The show has 13 contract players, known as Team UBT, who signed five-year deals to play on the tour. The team includes professional poker players Phil Hellmuth, Annie Duke, actress and 2005 Ladies World Series of Poker winner Jennifer Tilly and her boyfriend, poker pro Phil Laak.


The Ultimate Blackjack Tour LLC is based in Century City and owned by poker pro Russ Hamilton and his partners, including entertainment attorney Jon Moonves, the brother of CBS Corp. chief Leslie Moonves, former MTV executive Houston Curtis and Chief Marketing Officer Larry Kopald.



Ratings Knockout


It’s official. Cable network ESPN has scored a unanimous decision victory by picking up the boxing reality series “The Contender” after it was dropped after one season on NBC.


The Sugar Ray Leonard-hosted show posted its highest rating of the season with last week’s live, two-hour finale from the Staples Center.


The telecast of the title bout earned a 1.9 rating representing more than 1.7 million homes and 2.3 million viewers a 56 percent increase over the its performance on NBC in 2005.


The season finale was the highest-rated boxing telecast on ESPN, a division of the Walt Disney Co., in nine years and also the Staples Center’s biggest boxing event of the year in terms of tickets sales.


Staples Center, ESPN and Mark Burnett Productions, which co-produced with DreamWorks Television, shared the gate.


Grady Brewer captured a 10-round split decision victory over Steve Forbes in the title bout, after Cornelius Bundrage scored a seventh-round technical knockout over Norberto Bravo in the third-place matchup. Champion Brewer was awarded $500,000 and a new Toyota Tundra truck.


The program scored via Internet video-on-demand, too. More than 12,500 users downloaded the bouts and two other undercard fights from the Web site ESPN On Demand.



Crowning a CEO


Crown Media Holdings Inc., which owns and operates the Studio City-based Hallmark Channel, has named Henry Schleiff, as its chief executive and president.

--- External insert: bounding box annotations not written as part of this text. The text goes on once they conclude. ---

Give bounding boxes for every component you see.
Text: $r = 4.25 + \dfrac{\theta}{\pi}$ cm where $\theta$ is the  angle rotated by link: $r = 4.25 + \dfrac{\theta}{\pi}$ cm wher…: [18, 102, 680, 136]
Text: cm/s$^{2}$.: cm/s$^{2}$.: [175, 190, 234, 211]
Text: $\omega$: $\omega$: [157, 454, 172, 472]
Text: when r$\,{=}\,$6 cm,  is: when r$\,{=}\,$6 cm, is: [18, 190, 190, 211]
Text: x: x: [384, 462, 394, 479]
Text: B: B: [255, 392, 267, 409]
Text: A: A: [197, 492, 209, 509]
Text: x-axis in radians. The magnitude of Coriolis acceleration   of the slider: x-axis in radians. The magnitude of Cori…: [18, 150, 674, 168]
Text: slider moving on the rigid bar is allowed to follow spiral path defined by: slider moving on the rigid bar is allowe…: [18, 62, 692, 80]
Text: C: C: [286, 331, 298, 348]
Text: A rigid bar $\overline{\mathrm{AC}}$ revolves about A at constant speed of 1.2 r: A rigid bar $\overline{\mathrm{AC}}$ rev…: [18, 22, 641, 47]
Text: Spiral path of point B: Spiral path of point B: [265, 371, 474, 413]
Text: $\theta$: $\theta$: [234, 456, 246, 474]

Schleiff, who stepped down as CEO of Court TV in June after the network was acquired by Time Warner Inc., will face some familiar challenges. He’ll be trying to turn around an independent channel getting little financial support from its cable distributors.


Schleiff said Hallmark’s greatest strength is its brand.


“It stands for family-friendly programming; it stands for values,” he said.


To achieve the network’s goals of lowering the older-skewing median age of its viewers and taking advantage of advertisers’ growing interest in the baby boomer generation, Schleiff said he’ll add cost-effective, nonfiction lifestyle programming into Hallmark’s mix.


Schleiff praised Hallmark’s senior executive team, which has survived the network’s being for sale by its parent company, then taken off the block, and working without a CEO. “These guys have been through every possible storm you can imagine,” he said.


While Hallmark’s ratings and ad revenues are growing, its current agreements with cable operators pay only a few cents per sub per month less than other networks that generate similar audiences. Several of those agreements are about to expire, which means Hallmark Channel will have to negotiate new deals at a time when operators are taking a tougher stance against programming cost increases.


“Piece of cake,” Schleiff said. “These guys are smart at the end of the day. I’m very sanguine negotiations will come to a fair and appropriate conclusion.”


Schleiff said that selling the network to a larger programmer isn’t his target. His deal with Court TV gave him a share of the increase in the value of the channel when Liberty Media’s 50 percent interest was sold to Time Warner for $865 million.